Atene in fiamme. L’anniversario della morte del giovane Alexis Grigoropoulos, il 15enne ucciso lo scorso anno da un poliziotto durante una manifestazione, ha segnato una nuova drammatica esplosione di violenza in Grecia. Nonostante gli appelli alla calma lanciati dalla stessa famiglia del giovane Grigoropoulos, la situazione è degenerata. Scontri durissimi sono avvenuti nelle principali città elleniche: in primis la capitale Atene, messa a ferro e a fuoco, ma anche Salonicco e Patrasso sono state teatro di vere e proprie battaglie. Non si può circoscrivere quanto avvenuto a una mera questione interna alla Grecia. Non si è avuta una protesta spontanea e neppure possiamo limitarci ad affermare che “migliaia di greci sono scesi in piazza”. I tumulti sono il frutto di un vero piano eversivo messo in atto dalla rete dei gruppi anarco-insurrezionalisti di tutta Europa, professionisti del disordine che si erano dati appuntamento in terra ellenica per quella che è stata definita “la prima rivolta mondiale”. Si è trattato di una forma di protesta priva di ogni base ideologica, non ascrivibile a nessun colore politico: gli anarco-insurrezionalisti hanno manifestato contro il governo socialista di Papandreou scatenando la medesima violenza manifestata un anno prima contro l’esecutivo di centrodestra di Karamanlis.

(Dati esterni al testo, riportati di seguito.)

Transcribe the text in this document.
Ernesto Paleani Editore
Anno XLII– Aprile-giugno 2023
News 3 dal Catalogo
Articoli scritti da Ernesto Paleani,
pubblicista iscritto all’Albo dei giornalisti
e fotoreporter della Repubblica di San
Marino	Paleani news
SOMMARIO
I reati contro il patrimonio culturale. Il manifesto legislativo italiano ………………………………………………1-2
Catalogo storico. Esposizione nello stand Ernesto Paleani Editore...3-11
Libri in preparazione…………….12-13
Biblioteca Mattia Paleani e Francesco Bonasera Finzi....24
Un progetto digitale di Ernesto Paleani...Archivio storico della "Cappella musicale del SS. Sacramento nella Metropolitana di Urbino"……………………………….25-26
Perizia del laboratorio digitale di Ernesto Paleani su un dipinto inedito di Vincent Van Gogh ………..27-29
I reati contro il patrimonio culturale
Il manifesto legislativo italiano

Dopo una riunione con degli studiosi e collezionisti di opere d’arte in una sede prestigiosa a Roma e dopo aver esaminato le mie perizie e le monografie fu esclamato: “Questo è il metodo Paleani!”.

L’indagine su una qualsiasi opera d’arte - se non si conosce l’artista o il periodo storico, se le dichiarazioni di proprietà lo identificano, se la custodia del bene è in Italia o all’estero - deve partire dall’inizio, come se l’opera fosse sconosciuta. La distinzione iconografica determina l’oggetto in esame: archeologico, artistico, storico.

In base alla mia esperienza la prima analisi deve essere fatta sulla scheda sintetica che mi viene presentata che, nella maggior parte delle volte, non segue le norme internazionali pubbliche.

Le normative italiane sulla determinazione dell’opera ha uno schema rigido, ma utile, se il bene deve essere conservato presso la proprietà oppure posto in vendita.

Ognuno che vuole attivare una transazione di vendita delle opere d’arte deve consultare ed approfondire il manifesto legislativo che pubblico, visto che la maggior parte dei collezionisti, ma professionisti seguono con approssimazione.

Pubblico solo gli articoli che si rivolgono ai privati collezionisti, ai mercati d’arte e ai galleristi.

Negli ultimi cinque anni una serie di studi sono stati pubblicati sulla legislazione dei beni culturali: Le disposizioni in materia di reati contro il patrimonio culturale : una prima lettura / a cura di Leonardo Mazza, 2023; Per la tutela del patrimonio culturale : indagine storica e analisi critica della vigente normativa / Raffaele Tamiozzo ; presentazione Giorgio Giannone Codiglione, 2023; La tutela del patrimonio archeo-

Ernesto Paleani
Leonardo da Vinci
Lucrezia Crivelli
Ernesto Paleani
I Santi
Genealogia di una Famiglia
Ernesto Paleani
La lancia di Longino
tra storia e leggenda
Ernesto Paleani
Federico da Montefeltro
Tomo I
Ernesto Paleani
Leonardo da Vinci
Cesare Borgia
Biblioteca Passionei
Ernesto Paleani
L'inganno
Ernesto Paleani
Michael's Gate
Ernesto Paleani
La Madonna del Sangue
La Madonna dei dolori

La constatazione dell’esistenza di un piano eversivo premeditato non deve però indurre a sottovalutare i molti guasti endogeni al contesto socio-economico della Repubblica Ellenica. La crisi mondiale ha messo in luce i limiti di un sistema economico basato su turismo e noli marittimi, settori fra i più vulnerabili nelle fasi di recessione. Con l’avvento del governo di Papandreou, entrato in carica ad ottobre, si è scoperto che lo stato di salute dei conti pubblici era ben più grave di quanto fatto credere da Karamanlis: il deficit di bilancio risulta essere pari al 12,9% del Pil, oltre il triplo del 3,9% comunicato in precedenza.

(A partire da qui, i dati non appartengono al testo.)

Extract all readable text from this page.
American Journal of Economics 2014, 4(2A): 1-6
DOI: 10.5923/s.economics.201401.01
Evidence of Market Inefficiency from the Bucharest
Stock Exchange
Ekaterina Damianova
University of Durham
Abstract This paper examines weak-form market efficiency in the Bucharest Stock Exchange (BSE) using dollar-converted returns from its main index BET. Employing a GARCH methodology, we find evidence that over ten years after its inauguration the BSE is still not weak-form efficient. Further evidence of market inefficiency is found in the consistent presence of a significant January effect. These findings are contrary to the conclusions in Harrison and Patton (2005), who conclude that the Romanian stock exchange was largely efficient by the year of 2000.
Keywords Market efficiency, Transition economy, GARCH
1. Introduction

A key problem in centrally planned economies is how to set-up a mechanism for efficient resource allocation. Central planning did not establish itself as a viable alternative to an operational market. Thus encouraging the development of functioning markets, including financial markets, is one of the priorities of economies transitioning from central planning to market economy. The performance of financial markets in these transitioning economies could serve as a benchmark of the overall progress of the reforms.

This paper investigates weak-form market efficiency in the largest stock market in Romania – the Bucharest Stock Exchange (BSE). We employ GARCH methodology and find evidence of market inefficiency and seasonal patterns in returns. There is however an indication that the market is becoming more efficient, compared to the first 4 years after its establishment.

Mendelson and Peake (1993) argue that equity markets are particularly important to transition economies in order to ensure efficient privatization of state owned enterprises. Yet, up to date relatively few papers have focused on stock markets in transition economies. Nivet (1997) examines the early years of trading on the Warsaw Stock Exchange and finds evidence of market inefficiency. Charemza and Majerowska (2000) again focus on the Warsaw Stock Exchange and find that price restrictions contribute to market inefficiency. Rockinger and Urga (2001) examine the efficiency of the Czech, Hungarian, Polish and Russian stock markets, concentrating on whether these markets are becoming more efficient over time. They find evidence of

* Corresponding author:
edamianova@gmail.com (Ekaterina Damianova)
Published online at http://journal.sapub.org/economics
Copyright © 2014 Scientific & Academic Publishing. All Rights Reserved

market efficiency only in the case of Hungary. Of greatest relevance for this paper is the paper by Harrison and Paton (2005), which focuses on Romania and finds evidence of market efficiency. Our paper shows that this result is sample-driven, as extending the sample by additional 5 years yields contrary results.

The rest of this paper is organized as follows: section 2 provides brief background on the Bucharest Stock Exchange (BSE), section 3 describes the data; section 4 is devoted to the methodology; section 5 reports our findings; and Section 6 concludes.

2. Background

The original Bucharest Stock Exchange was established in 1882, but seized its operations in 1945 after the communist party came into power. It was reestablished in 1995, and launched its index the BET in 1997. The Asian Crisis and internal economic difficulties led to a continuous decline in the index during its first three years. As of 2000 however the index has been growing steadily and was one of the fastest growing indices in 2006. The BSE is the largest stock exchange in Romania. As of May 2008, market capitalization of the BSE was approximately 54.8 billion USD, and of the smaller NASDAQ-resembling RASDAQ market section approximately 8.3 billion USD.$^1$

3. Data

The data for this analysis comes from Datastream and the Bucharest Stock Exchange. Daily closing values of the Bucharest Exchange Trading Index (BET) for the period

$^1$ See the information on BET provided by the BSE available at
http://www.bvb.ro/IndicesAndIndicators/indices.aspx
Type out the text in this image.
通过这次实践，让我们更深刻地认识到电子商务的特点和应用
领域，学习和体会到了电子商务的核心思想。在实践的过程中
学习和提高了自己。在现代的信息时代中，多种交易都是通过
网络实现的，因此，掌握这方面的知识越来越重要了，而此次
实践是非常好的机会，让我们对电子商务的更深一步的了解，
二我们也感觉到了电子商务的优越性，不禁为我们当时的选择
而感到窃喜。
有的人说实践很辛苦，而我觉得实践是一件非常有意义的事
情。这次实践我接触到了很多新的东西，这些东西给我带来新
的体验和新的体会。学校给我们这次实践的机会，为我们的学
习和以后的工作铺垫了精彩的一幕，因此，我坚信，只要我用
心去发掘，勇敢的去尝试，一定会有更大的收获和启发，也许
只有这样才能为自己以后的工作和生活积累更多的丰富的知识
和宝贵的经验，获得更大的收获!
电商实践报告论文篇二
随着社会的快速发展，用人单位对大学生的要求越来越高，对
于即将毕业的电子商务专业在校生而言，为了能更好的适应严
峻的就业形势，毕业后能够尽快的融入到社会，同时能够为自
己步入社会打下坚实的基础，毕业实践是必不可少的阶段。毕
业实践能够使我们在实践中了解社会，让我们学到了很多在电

Il governo Papandreou dovrà agire immediatamente con l’arduo compito di conciliare due esigenze spesso in antitesi: risanare le finanze statali e al contempo favorire prospettive di sviluppo per l’economia. Da parte sua, il premier ha ribadito che non intende rinunciare ad applicare misure a sostegno dei redditi delle fasce più deboli, punto centrale della sua campagna elettorale. Papandreou intende ridurre le uscite combattendo la corruzione, tagliando gli sprechi, calmierando gli aumenti di stipendi agli statali, ridimensionando il budget destinato alle spese militari. Per aumentare le entrate si punta sulla lotta all’evasione fiscale, altra grande scommessa della campagna elettorale di Papandreou. Più difficile sarà l’azione volta al rilancio dell’economia. La constatazione di un debito pubblico tanto elevato complica i piani del premier, che prevedevano un robusto programma di investimenti pubblici secondo la migliore tradizione keynesiana. Il governo dovrà cercare nuove soluzioni utilizzando al meglio i fondi strutturali dell’Unione Europea, che già in passato hanno fornito un apporto determinante per lo sviluppo economico e sociale del Paese.
In un contesto tanto complicato, la nota positiva è rappresentata dal sostegno garantito da parte dell’Unione Europea, che ha rassicurato i mercati internazionali timorosi di un rischio “bancarotta” per la Repubblica Ellenica. Bruxelles ha però esortato Atene a intraprendere “misure coraggiose” portando ad esempio quanto ha fatto l’Irlanda, che ha adottato provvedimenti drastici per ridurre deficit e debito pubblico. Papandreou, che fra l’altro è anche ministro degli Esteri “a interim”, dovrà mostrare piena di volontà di collaborare con l’Unione Europea. Recuperare la fiducia delle istituzioni internazionali e dei mercati sarà la principale sfida del periodo iniziale dell’esecutivo socialista. La fiducia a livello internazionale è condizione imprescindibile per il rilancio della nazione ellenica in ambito economico e sociale. Altrimenti la situazione potrebbe deteriorarsi in modo pericoloso, col rischio che i tumulti possano tornare e avere matrice “greca” piuttosto che internazionale.